Empezaba a oscurecer así que regresó al hotel, feliz. Con la felicidad de haber
contemplado tanta belleza y de haber vislumbrado, por unos minutos, la
Historia. Al día siguiente se levantó temprano para regresar a la plaza de las
estatuas antes del trabajo.
Aquellos días de verano fue feliz. Luego se estropeó, cuando
las cosas no salieron como había esperado. Aunque realmente no había esperado
nada. Quizás fue por eso que las cosas no salieron como debieron haber salido.
No le entendió. Y él no le entendió a ella. Nada que hacer. Después de esos
primeros momentos tan felices recorriendo las calles con sus estatuas, después
de la felicidad del reencuentro, todo se volvió gris.
Y otra vez era verano. Y le había olvidado. O casi. Habían
pasado cinco años y había desaparecido de su vida. Seguro que para él no
existía, que no le quedaría ni el mínimo recuerdo. Y ella, como una boba,
estaba allí, en el jardín del hotel encantador, más sola que la una, y de
repente le había venido todo a la mente como si fuera ayer.
-
Y
el tequila se me está subiendo. Lo sabía –murmuró al incorporarse.

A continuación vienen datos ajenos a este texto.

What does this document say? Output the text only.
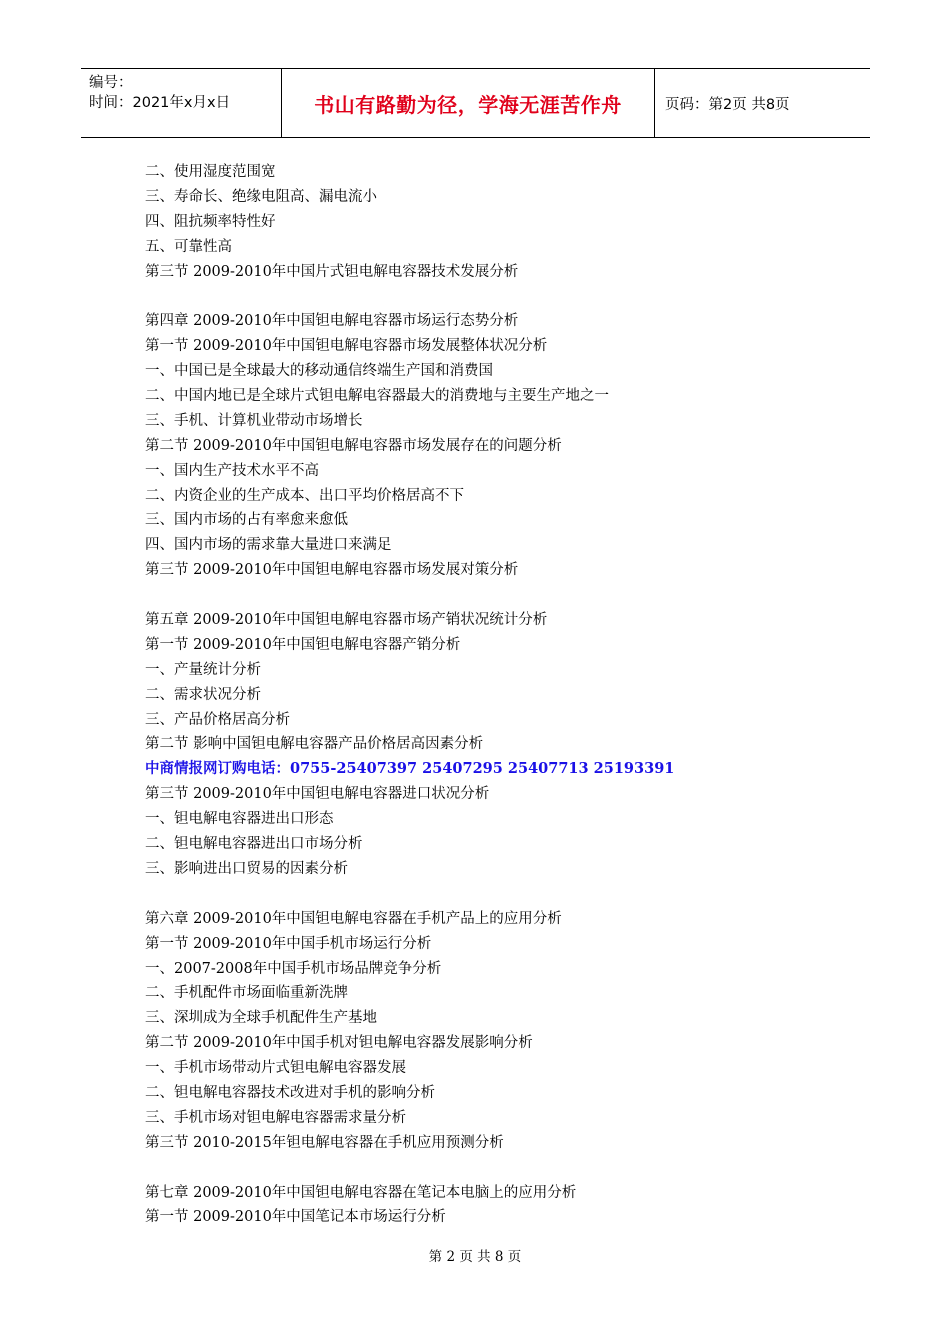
编号：
时间：2021年x月x日	书山有路勤为径，学海无涯苦作舟	页码：第2页 共8页
二、使用湿度范围宽
三、寿命长、绝缘电阻高、漏电流小
四、阻抗频率特性好
五、可靠性高
第三节 2009-2010年中国片式钽电解电容器技术发展分析
第四章 2009-2010年中国钽电解电容器市场运行态势分析
第一节 2009-2010年中国钽电解电容器市场发展整体状况分析
一、中国已是全球最大的移动通信终端生产国和消费国
二、中国内地已是全球片式钽电解电容器最大的消费地与主要生产地之一
三、手机、计算机业带动市场增长
第二节 2009-2010年中国钽电解电容器市场发展存在的问题分析
一、国内生产技术水平不高
二、内资企业的生产成本、出口平均价格居高不下
三、国内市场的占有率愈来愈低
四、国内市场的需求靠大量进口来满足
第三节 2009-2010年中国钽电解电容器市场发展对策分析
第五章 2009-2010年中国钽电解电容器市场产销状况统计分析
第一节 2009-2010年中国钽电解电容器产销分析
一、产量统计分析
二、需求状况分析
三、产品价格居高分析
第二节 影响中国钽电解电容器产品价格居高因素分析
中商情报网订购电话：0755-25407397 25407295 25407713 25193391
第三节 2009-2010年中国钽电解电容器进口状况分析
一、钽电解电容器进出口形态
二、钽电解电容器进出口市场分析
三、影响进出口贸易的因素分析
第六章 2009-2010年中国钽电解电容器在手机产品上的应用分析
第一节 2009-2010年中国手机市场运行分析
一、2007-2008年中国手机市场品牌竞争分析
二、手机配件市场面临重新洗牌
三、深圳成为全球手机配件生产基地
第二节 2009-2010年中国手机对钽电解电容器发展影响分析
一、手机市场带动片式钽电解电容器发展
二、钽电解电容器技术改进对手机的影响分析
三、手机市场对钽电解电容器需求量分析
第三节 2010-2015年钽电解电容器在手机应用预测分析
第七章 2009-2010年中国钽电解电容器在笔记本电脑上的应用分析
第一节 2009-2010年中国笔记本市场运行分析
第 2 页 共 8 页
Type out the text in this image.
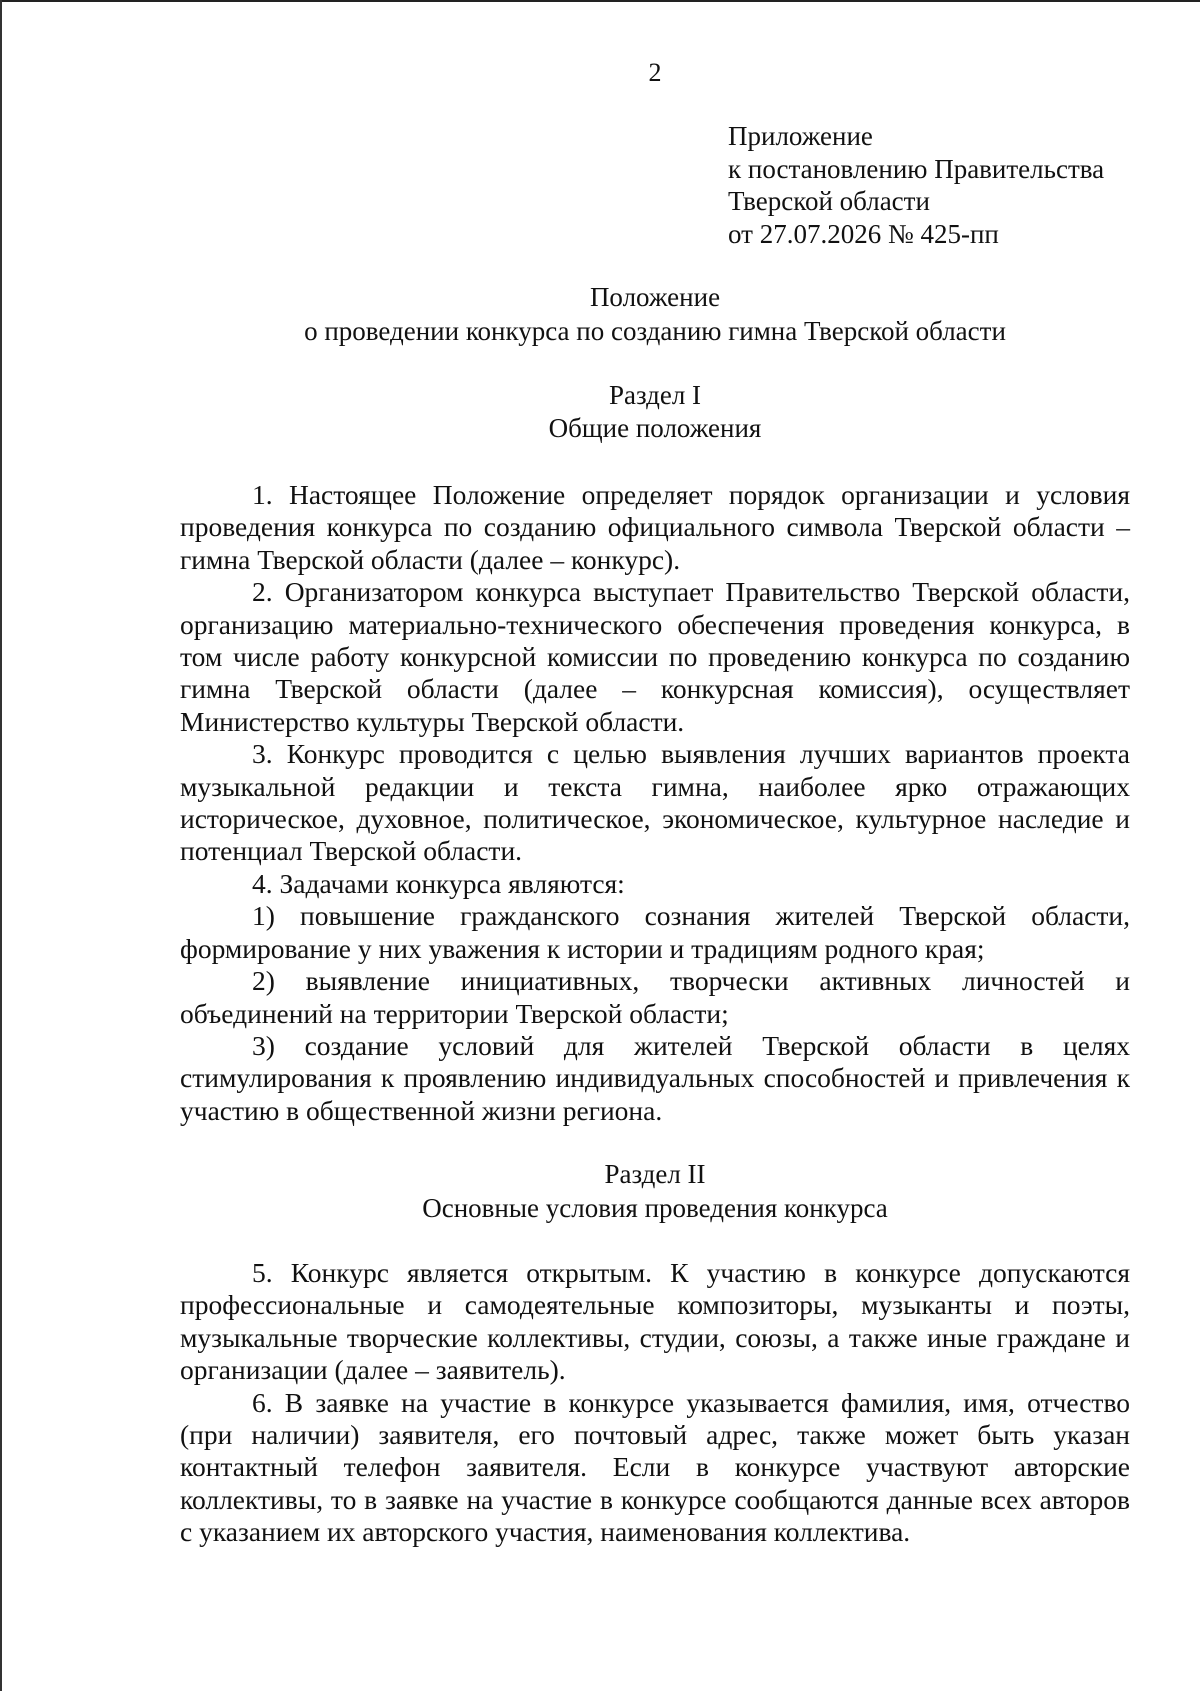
2
Приложение
к постановлению Правительства
Тверской области
от 27.07.2026 № 425-пп
Положение
о проведении конкурса по созданию гимна Тверской области
Раздел I
Общие положения

1. Настоящее Положение определяет порядок организации и условия проведения конкурса по созданию официального символа Тверской области – гимна Тверской области (далее – конкурс).

2. Организатором конкурса выступает Правительство Тверской области, организацию материально-технического обеспечения проведения конкурса, в том числе работу конкурсной комиссии по проведению конкурса по созданию гимна Тверской области (далее – конкурсная комиссия), осуществляет Министерство культуры Тверской области.

3. Конкурс проводится с целью выявления лучших вариантов проекта музыкальной редакции и текста гимна, наиболее ярко отражающих историческое, духовное, политическое, экономическое, культурное наследие и потенциал Тверской области.

4. Задачами конкурса являются:

1) повышение гражданского сознания жителей Тверской области, формирование у них уважения к истории и традициям родного края;

2) выявление инициативных, творчески активных личностей и объединений на территории Тверской области;

3) создание условий для жителей Тверской области в целях стимулирования к проявлению индивидуальных способностей и привлечения к участию в общественной жизни региона.

Раздел II
Основные условия проведения конкурса

5. Конкурс является открытым. К участию в конкурсе допускаются профессиональные и самодеятельные композиторы, музыканты и поэты, музыкальные творческие коллективы, студии, союзы, а также иные граждане и организации (далее – заявитель).

6. В заявке на участие в конкурсе указывается фамилия, имя, отчество (при наличии) заявителя, его почтовый адрес, также может быть указан контактный телефон заявителя. Если в конкурсе участвуют авторские коллективы, то в заявке на участие в конкурсе сообщаются данные всех авторов с указанием их авторского участия, наименования коллектива.
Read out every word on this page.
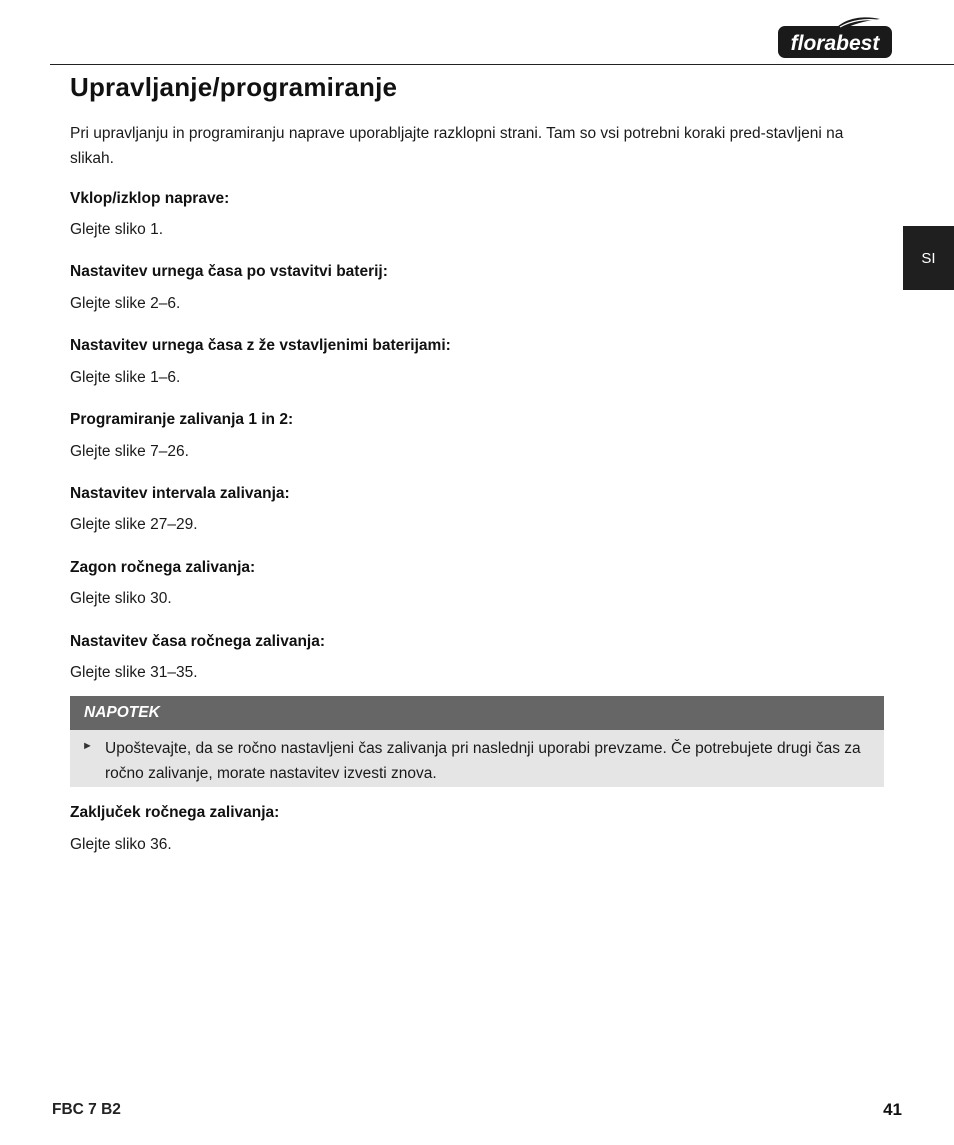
florabest
Upravljanje/programiranje

Pri upravljanju in programiranju naprave uporabljajte razklopni strani. Tam so vsi potrebni koraki pred-stavljeni na slikah.

SI
Vklop/izklop naprave:

Glejte sliko 1.

Nastavitev urnega časa po vstavitvi baterij:

Glejte slike 2–6.

Nastavitev urnega časa z že vstavljenimi baterijami:

Glejte slike 1–6.

Programiranje zalivanja 1 in 2:

Glejte slike 7–26.

Nastavitev intervala zalivanja:

Glejte slike 27–29.

Zagon ročnega zalivanja:

Glejte sliko 30.

Nastavitev časa ročnega zalivanja:

Glejte slike 31–35.

NAPOTEK
► Upoštevajte, da se ročno nastavljeni čas zalivanja pri naslednji uporabi prevzame. Če potrebujete drugi čas za ročno zalivanje, morate nastavitev izvesti znova.

Zaključek ročnega zalivanja:

Glejte sliko 36.

FBC 7 B2	41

Se agarró al borde de la silla y esperó unos instantes a que el
mundo dejara de tambalearse.
-
Decididamente
no voy a salir. No me veo sola cenando en la plaza, en medio de tantos
desconocidos. Hoy no –murmuró.
-
Eres
una cobardica –le acusó una voz dentro de su cabeza.
-
Sí,
lo reconozco. Me he vuelto cobarde. Entre las cuatro paredes del hotel me
siento segura... Los espacios abiertos me dan miedo. Y además, en ese
restaurante cené con él. Paso de seguir despertando fantasmas.
La última frase la debió de decir en voz alta porque los de
la mesa más próxima la estaban mirando. Allí seguía quieta, agarrada a la silla.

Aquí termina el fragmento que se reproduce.